Industrials back in the limelight
The industrial sector is back in the limelight.
1 minute to read
Following the initial shock of the EU referendum result, Markit’s UK manufacturing PMI recovered to a 10-month high of 53.3 in August, up from 48.3 in July, as work that had been put on hold in July was re-started in August.
Not only has there been a rebound in the UK manufacturing PMI to well above the 50 mark (which separates growth from contraction) but the UK manufacturing output figures have been far more positive than expected – helped by the rapid devaluation of sterling. As the Knight Frank LOGIC report for H1 2016 points out there is even more positive news for industrials on the occupier side post Brexit, given the continued growth of online retail sales, broad tenant base and general shortage of good quality building.
Industrials are now clearly ahead of both retails and offices in terms of performance. The latest IPD Monthly Index shows an annual total return of 8.9% for industrials in July 2016. This compares with an annual total return of 5.8% for offices and 3.2% for retail. The IPF consensus forecasts show that industrials are expected to remain the lead performing sector over the next three to five years.

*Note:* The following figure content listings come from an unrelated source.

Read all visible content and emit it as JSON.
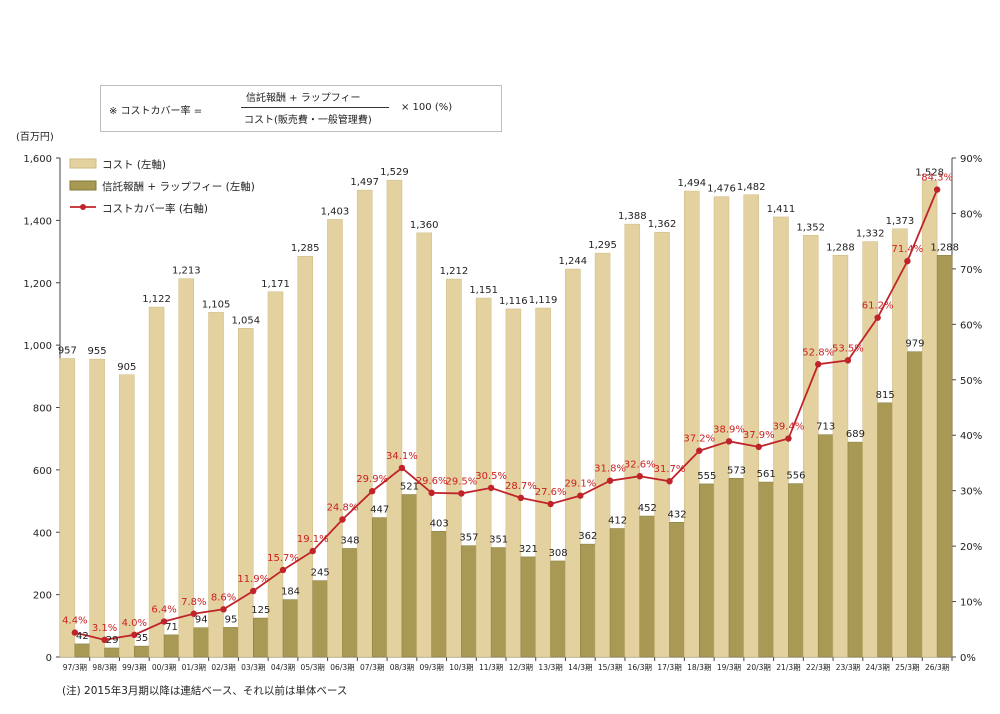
{
  "formula": {
    "prefix": "※ コストカバー率 =",
    "numerator": "信託報酬 + ラップフィー",
    "denominator": "コスト(販売費・一般管理費)",
    "suffix": "× 100 (%)"
  },
  "note": "(注) 2015年3月期以降は連結ベース、それ以前は単体ベース",
  "colors": {
    "cost_bar": "#e3d2a0",
    "fee_bar": "#a89a55",
    "ratio_line": "#c0242a"
  },
  "chart_data": {
    "type": "bar",
    "unit_label": "(百万円)",
    "categories": [
      "97/3期",
      "98/3期",
      "99/3期",
      "00/3期",
      "01/3期",
      "02/3期",
      "03/3期",
      "04/3期",
      "05/3期",
      "06/3期",
      "07/3期",
      "08/3期",
      "09/3期",
      "10/3期",
      "11/3期",
      "12/3期",
      "13/3期",
      "14/3期",
      "15/3期",
      "16/3期",
      "17/3期",
      "18/3期",
      "19/3期",
      "20/3期",
      "21/3期",
      "22/3期",
      "23/3期",
      "24/3期",
      "25/3期",
      "26/3期"
    ],
    "series": [
      {
        "name": "コスト (左軸)",
        "axis": "left",
        "type": "bar",
        "values": [
          957,
          955,
          905,
          1122,
          1213,
          1105,
          1054,
          1171,
          1285,
          1403,
          1497,
          1529,
          1360,
          1212,
          1151,
          1116,
          1119,
          1244,
          1295,
          1388,
          1362,
          1494,
          1476,
          1482,
          1411,
          1352,
          1288,
          1332,
          1373,
          1528
        ],
        "labels": [
          "957",
          "955",
          "905",
          "1,122",
          "1,213",
          "1,105",
          "1,054",
          "1,171",
          "1,285",
          "1,403",
          "1,497",
          "1,529",
          "1,360",
          "1,212",
          "1,151",
          "1,116",
          "1,119",
          "1,244",
          "1,295",
          "1,388",
          "1,362",
          "1,494",
          "1,476",
          "1,482",
          "1,411",
          "1,352",
          "1,288",
          "1,332",
          "1,373",
          "1,528"
        ]
      },
      {
        "name": "信託報酬 + ラップフィー (左軸)",
        "axis": "left",
        "type": "bar",
        "values": [
          42,
          29,
          35,
          71,
          94,
          95,
          125,
          184,
          245,
          348,
          447,
          521,
          403,
          357,
          351,
          321,
          308,
          362,
          412,
          452,
          432,
          555,
          573,
          561,
          556,
          713,
          689,
          815,
          979,
          1288
        ],
        "labels": [
          "42",
          "29",
          "35",
          "71",
          "94",
          "95",
          "125",
          "184",
          "245",
          "348",
          "447",
          "521",
          "403",
          "357",
          "351",
          "321",
          "308",
          "362",
          "412",
          "452",
          "432",
          "555",
          "573",
          "561",
          "556",
          "713",
          "689",
          "815",
          "979",
          "1,288"
        ]
      },
      {
        "name": "コストカバー率 (右軸)",
        "axis": "right",
        "type": "line",
        "values": [
          4.4,
          3.1,
          4.0,
          6.4,
          7.8,
          8.6,
          11.9,
          15.7,
          19.1,
          24.8,
          29.9,
          34.1,
          29.6,
          29.5,
          30.5,
          28.7,
          27.6,
          29.1,
          31.8,
          32.6,
          31.7,
          37.2,
          38.9,
          37.9,
          39.4,
          52.8,
          53.5,
          61.2,
          71.4,
          84.3
        ],
        "labels": [
          "4.4%",
          "3.1%",
          "4.0%",
          "6.4%",
          "7.8%",
          "8.6%",
          "11.9%",
          "15.7%",
          "19.1%",
          "24.8%",
          "29.9%",
          "34.1%",
          "29.6%",
          "29.5%",
          "30.5%",
          "28.7%",
          "27.6%",
          "29.1%",
          "31.8%",
          "32.6%",
          "31.7%",
          "37.2%",
          "38.9%",
          "37.9%",
          "39.4%",
          "52.8%",
          "53.5%",
          "61.2%",
          "71.4%",
          "84.3%"
        ]
      }
    ],
    "y_left": {
      "min": 0,
      "max": 1600,
      "ticks": [
        "0",
        "200",
        "400",
        "600",
        "800",
        "1,000",
        "1,200",
        "1,400",
        "1,600"
      ]
    },
    "y_right": {
      "min": 0,
      "max": 90,
      "ticks": [
        "0%",
        "10%",
        "20%",
        "30%",
        "40%",
        "50%",
        "60%",
        "70%",
        "80%",
        "90%"
      ]
    },
    "legend": [
      "コスト (左軸)",
      "信託報酬 + ラップフィー (左軸)",
      "コストカバー率 (右軸)"
    ],
    "legend_position": "top-left",
    "grid": false
  }
}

With so much positive news it is hardly surprising to see that investor sentiment is still strong and that there is continued appetite for industrial stock. Whilst just £29.3bn has been invested across all sectors in the UK commercial property market since the start of 2016 – which according to Property Data represents an overall decline of 39% the same period last year – industrials have escaped relatively unscathed with total investment transactions in the year to date at £3.6bn, which is virtually on par with investment volumes over the same period last year.